Why can’t the load capacity be simply multiplied by four when all four casters are used together?

Time：Apr 30,2026

When selecting casters, many people have a very straightforward assumption: if a single caster can support 100 kilograms, then using four casters together should logically handle 400 kilograms, right? While this calculation seems sound on paper, in real-world applications the total load capacity of a caster system cannot be simply determined by multiplying the single-caster capacity by four. The more common industry practice is to base the overall vehicle load rating on three casters, which is both safer and better aligned with actual operating conditions.

I. Why can’t we simply calculate it as four times?

The reason is that, in actual use, the four casters of the equipment are seldom subjected to uniformly distributed loads. The floor may be uneven, the equipment’s center of gravity may be offset, and there may be inaccuracies in installation. Whether the equipment is stationary or moving, one caster typically bears a greater load, while another may experience a significantly reduced load—or even become nearly suspended—for brief periods. Consequently, the four casters do not share the weight evenly, and the total load capacity cannot be simply assumed to be four times the theoretical value.
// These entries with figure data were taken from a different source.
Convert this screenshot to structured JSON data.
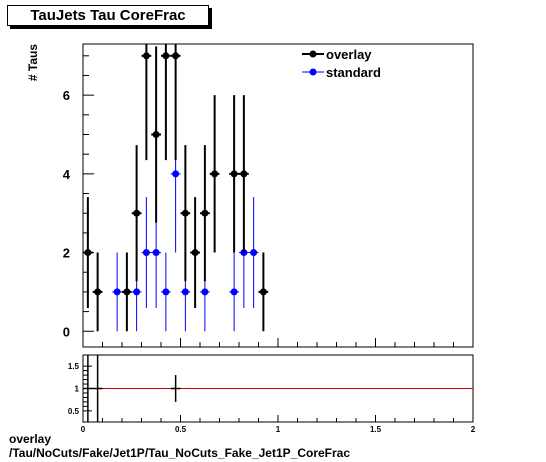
{
  "title": "TauJets Tau CoreFrac",
  "footer": {
    "line1": "overlay",
    "line2": "/Tau/NoCuts/Fake/Jet1P/Tau_NoCuts_Fake_Jet1P_CoreFrac"
  },
  "colors": {
    "overlay": "#000000",
    "standard": "#0000ff",
    "ratio_line": "#cc0000"
  },
  "chart_data": [
    {
      "type": "scatter",
      "ylabel": "# Taus",
      "xlim": [
        0,
        2
      ],
      "ylim": [
        -0.4,
        7.3
      ],
      "yticks": [
        0,
        2,
        4,
        6
      ],
      "legend": "top-right",
      "series": [
        {
          "name": "overlay",
          "x": [
            0.025,
            0.075,
            0.225,
            0.275,
            0.325,
            0.375,
            0.425,
            0.475,
            0.525,
            0.575,
            0.625,
            0.675,
            0.775,
            0.825,
            0.925
          ],
          "y": [
            2,
            1,
            1,
            3,
            7,
            5,
            7,
            7,
            3,
            2,
            3,
            4,
            4,
            4,
            1
          ],
          "yerr": [
            1.41,
            1.0,
            1.0,
            1.73,
            2.65,
            2.24,
            2.65,
            2.65,
            1.73,
            1.41,
            1.73,
            2.0,
            2.0,
            2.0,
            1.0
          ]
        },
        {
          "name": "standard",
          "x": [
            0.175,
            0.275,
            0.325,
            0.375,
            0.425,
            0.475,
            0.525,
            0.625,
            0.775,
            0.825,
            0.875
          ],
          "y": [
            1,
            1,
            2,
            2,
            1,
            4,
            1,
            1,
            1,
            2,
            2
          ],
          "yerr": [
            1.0,
            1.0,
            1.41,
            1.41,
            1.0,
            2.0,
            1.0,
            1.0,
            1.0,
            1.41,
            1.41
          ]
        }
      ]
    },
    {
      "type": "line",
      "xlim": [
        0,
        2
      ],
      "ylim": [
        0.25,
        1.75
      ],
      "xticks": [
        0,
        0.5,
        1,
        1.5,
        2
      ],
      "yticks": [
        0.5,
        1,
        1.5
      ],
      "reference_line": 1,
      "points": [
        {
          "x": 0.025,
          "y": 1,
          "err": 1.0
        },
        {
          "x": 0.075,
          "y": 1,
          "err": 1.0
        },
        {
          "x": 0.475,
          "y": 1,
          "err": 0.3
        }
      ]
    }
  ]
}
II. Uneven load distribution is the most common cause.

The weight of the equipment is not automatically distributed evenly across all casters. For example, if the load is skewed to one side, or if the equipment’s motor, housing, and support structure are concentrated in a particular area, the center of gravity will shift. Once the center of gravity is off-center, the casters closest to the center of gravity will bear a greater portion of the load. In other words, even with four casters installed, it is often only two or three that actually carry the majority of the weight.
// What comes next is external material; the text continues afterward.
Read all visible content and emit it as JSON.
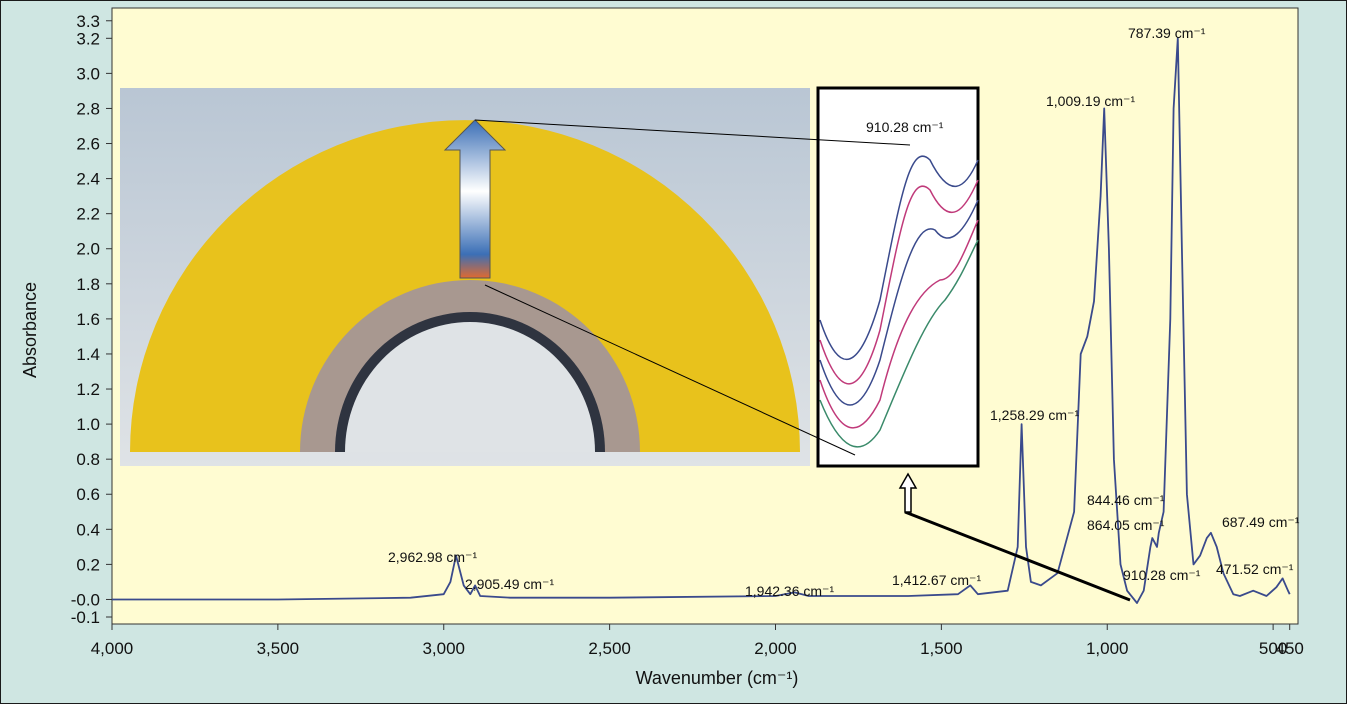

III. During dynamic use, stress variations become more pronounced.

Casters do not operate solely in a stationary state; they are frequently subjected to pushing, steering, and traversing thresholds or floor joints. During these operations, the applied loads continuously vary. When equipment starts, brakes, or turns, localized impact forces increase significantly, and the instantaneous load on a particular caster may exceed its static capacity. If casters are still selected based on the “single-caster load × 4” rule, they will easily be kept at or near their overload limit for extended periods, which can compromise their service life and operational safety.

IV. The structure of the casters themselves must also be considered as a whole.

The load-carrying capacity of casters depends not only on the wheel material itself, but also on factors such as bracket thickness, bearing design, mounting method, and turntable strength. Load ratings obtained under laboratory conditions for individual casters do not necessarily reflect the actual performance of an entire caster system in complex operating environments. In particular, for equipment that is frequently moved, subjected to heavy loads, or operated on poor road surfaces, it is essential to provide ample safety margins for the casters.

V. Why is the industry often calculated based on three casters?

This is because calculating based on three casters more accurately accounts for uneven surfaces, eccentric loading, and dynamic impacts. For example, if the total weight of the equipment plus any additional load is 300 kilograms, then with three casters each should be capable of supporting at least 100 kilograms—rather than selecting a model rated for only 75 kilograms per caster when divided equally among four. Choosing casters in this way ensures greater reliability and helps prevent issues such as deformation, jamming, or damage down the line.

VI. What other factors should be considered during selection?

In addition to assessing load capacity, it is essential to consider wheel diameter, material, frequency of use, and floor conditions. For instance, when the floor surface is rough, the wheel diameter and load margin should be appropriately increased; if the equipment needs to be pushed over long distances, rolling resistance must also be taken into account; and if the equipment frequently traverses ramps, thresholds, or encounters impact loads, the safety factor should be raised accordingly. Only by comprehensively evaluating all these factors can the selection of casters be made more reliable.

Summary

When all four casters are used simultaneously, the total load capacity cannot simply be calculated by multiplying the rated load of a single caster by four. The primary reason is that the actual load distribution under operating conditions is often uneven, and the equipment may experience impact and eccentric loading during movement. To ensure safety and durability, caster selection should typically be based on a three-caster load rating, with careful consideration given to the equipment’s weight, center of gravity, floor conditions, and mode of use. Proper selection results in smoother operation and longer caster service life.